Each to each a looking glass, reflects the other that doth pass.
George Herbert Mead (1903)
My sense of myself depends on how I think you see me.
When you stare in the street, it makes me feel ugly, unacceptable. I hate the staring. I notice the quick glances, too. The glances that yell, “you’re different”.
I care so much about what you think of me. I study your facial expressions, body language, to check for the minutest sign that I am annoying you, boring you, that you dislike me.
I expect you to dislike me. I feel rotten, bad as bad, to the very core. Hell, my entire personality – all that I think, feel and behave is fundamentally disordered. The psychiatric looking glass. I try to cover that up in a cloak of kindness. I want to please you. I want you to like me.
When meetings are cancelled, messages go unanswered, I worry that it is because you would rather not have anything to do with me.
I need you to like me, but I can never ask.

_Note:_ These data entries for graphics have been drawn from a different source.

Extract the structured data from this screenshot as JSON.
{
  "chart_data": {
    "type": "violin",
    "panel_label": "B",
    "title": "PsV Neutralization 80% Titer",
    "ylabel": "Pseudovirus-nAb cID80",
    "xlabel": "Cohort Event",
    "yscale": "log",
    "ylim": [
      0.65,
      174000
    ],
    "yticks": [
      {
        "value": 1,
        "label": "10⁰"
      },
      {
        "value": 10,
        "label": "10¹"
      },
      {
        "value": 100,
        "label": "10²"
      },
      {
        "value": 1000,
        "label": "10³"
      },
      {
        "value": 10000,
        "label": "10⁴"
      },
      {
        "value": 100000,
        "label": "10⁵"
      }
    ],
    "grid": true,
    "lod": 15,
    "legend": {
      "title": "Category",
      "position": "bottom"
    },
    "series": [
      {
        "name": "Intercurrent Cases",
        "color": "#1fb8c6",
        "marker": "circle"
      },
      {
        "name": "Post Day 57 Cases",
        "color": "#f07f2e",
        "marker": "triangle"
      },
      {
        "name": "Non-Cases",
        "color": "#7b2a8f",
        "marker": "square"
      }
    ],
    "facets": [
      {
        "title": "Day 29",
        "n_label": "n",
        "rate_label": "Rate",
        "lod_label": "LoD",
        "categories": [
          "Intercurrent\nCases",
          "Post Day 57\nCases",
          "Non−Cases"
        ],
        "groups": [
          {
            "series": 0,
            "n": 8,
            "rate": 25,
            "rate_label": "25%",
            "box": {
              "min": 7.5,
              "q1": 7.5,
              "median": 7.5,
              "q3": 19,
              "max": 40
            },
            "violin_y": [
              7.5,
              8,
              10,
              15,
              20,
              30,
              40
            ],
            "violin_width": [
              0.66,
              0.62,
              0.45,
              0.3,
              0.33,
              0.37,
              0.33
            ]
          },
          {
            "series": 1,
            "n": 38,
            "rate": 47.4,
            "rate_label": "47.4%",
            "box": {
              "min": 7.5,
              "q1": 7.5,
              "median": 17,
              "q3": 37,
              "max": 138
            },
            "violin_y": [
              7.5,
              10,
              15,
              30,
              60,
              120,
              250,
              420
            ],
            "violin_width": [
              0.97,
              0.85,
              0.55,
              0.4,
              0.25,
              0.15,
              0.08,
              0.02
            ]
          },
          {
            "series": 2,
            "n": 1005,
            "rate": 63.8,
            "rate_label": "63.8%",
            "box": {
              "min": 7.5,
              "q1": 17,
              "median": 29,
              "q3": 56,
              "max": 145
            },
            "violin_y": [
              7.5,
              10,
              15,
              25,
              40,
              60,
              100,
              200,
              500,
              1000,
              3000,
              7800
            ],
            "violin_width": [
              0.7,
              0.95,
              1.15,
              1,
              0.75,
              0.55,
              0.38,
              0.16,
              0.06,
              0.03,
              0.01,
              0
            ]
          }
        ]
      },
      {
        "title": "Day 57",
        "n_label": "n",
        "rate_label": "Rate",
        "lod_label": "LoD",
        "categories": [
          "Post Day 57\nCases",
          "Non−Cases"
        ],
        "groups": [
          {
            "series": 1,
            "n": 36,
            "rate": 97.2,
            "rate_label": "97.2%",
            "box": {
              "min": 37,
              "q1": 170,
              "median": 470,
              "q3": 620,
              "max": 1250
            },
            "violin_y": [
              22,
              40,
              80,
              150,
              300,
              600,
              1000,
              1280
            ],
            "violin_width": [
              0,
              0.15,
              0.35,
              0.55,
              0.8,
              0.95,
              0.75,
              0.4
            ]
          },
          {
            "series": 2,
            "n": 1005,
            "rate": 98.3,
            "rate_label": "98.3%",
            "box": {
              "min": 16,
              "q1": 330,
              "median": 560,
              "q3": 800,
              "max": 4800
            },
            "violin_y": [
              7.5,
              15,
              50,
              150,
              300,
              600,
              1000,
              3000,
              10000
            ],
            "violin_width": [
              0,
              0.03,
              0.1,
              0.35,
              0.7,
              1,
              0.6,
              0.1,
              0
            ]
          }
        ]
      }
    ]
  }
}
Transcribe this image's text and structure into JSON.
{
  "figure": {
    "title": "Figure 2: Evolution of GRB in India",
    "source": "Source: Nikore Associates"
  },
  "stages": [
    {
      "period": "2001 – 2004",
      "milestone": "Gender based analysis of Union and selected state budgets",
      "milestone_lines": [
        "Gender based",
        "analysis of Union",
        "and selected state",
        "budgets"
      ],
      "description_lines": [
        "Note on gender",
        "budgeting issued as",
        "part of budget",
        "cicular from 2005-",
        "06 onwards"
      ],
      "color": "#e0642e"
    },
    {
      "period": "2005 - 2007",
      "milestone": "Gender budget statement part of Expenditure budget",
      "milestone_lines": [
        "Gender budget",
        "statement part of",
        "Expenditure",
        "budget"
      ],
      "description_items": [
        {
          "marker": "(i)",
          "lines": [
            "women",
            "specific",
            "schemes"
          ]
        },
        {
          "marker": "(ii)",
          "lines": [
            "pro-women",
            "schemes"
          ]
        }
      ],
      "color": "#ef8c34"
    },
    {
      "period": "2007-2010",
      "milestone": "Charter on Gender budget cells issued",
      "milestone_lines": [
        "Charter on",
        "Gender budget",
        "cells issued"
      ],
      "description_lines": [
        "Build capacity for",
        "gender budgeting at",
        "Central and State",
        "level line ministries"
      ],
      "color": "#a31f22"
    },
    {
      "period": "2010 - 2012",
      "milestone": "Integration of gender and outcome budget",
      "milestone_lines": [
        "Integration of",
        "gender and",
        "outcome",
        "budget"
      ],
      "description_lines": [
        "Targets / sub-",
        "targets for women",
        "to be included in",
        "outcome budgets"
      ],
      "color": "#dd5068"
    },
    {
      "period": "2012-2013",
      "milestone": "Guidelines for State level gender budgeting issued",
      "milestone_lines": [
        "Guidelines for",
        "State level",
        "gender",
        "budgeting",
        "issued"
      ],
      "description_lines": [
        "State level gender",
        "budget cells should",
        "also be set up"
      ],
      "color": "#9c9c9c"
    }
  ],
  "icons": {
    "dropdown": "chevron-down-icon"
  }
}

When I asked as a teenager, there was a long list of things offered; reasons why I was disliked; being avoided; being excluded. I thought I was OK before then. Wanted. But I was very, very wrong. I can’t trust that I am acceptable anymore. I fear your rejection, most of all.
I am frightened that you will see how bad I am. How full of rubbish. I am frightened that if I show you who I really am, you won’t want to know me. I don’t feel able to trust you with who I really am. But I want to trust you completely.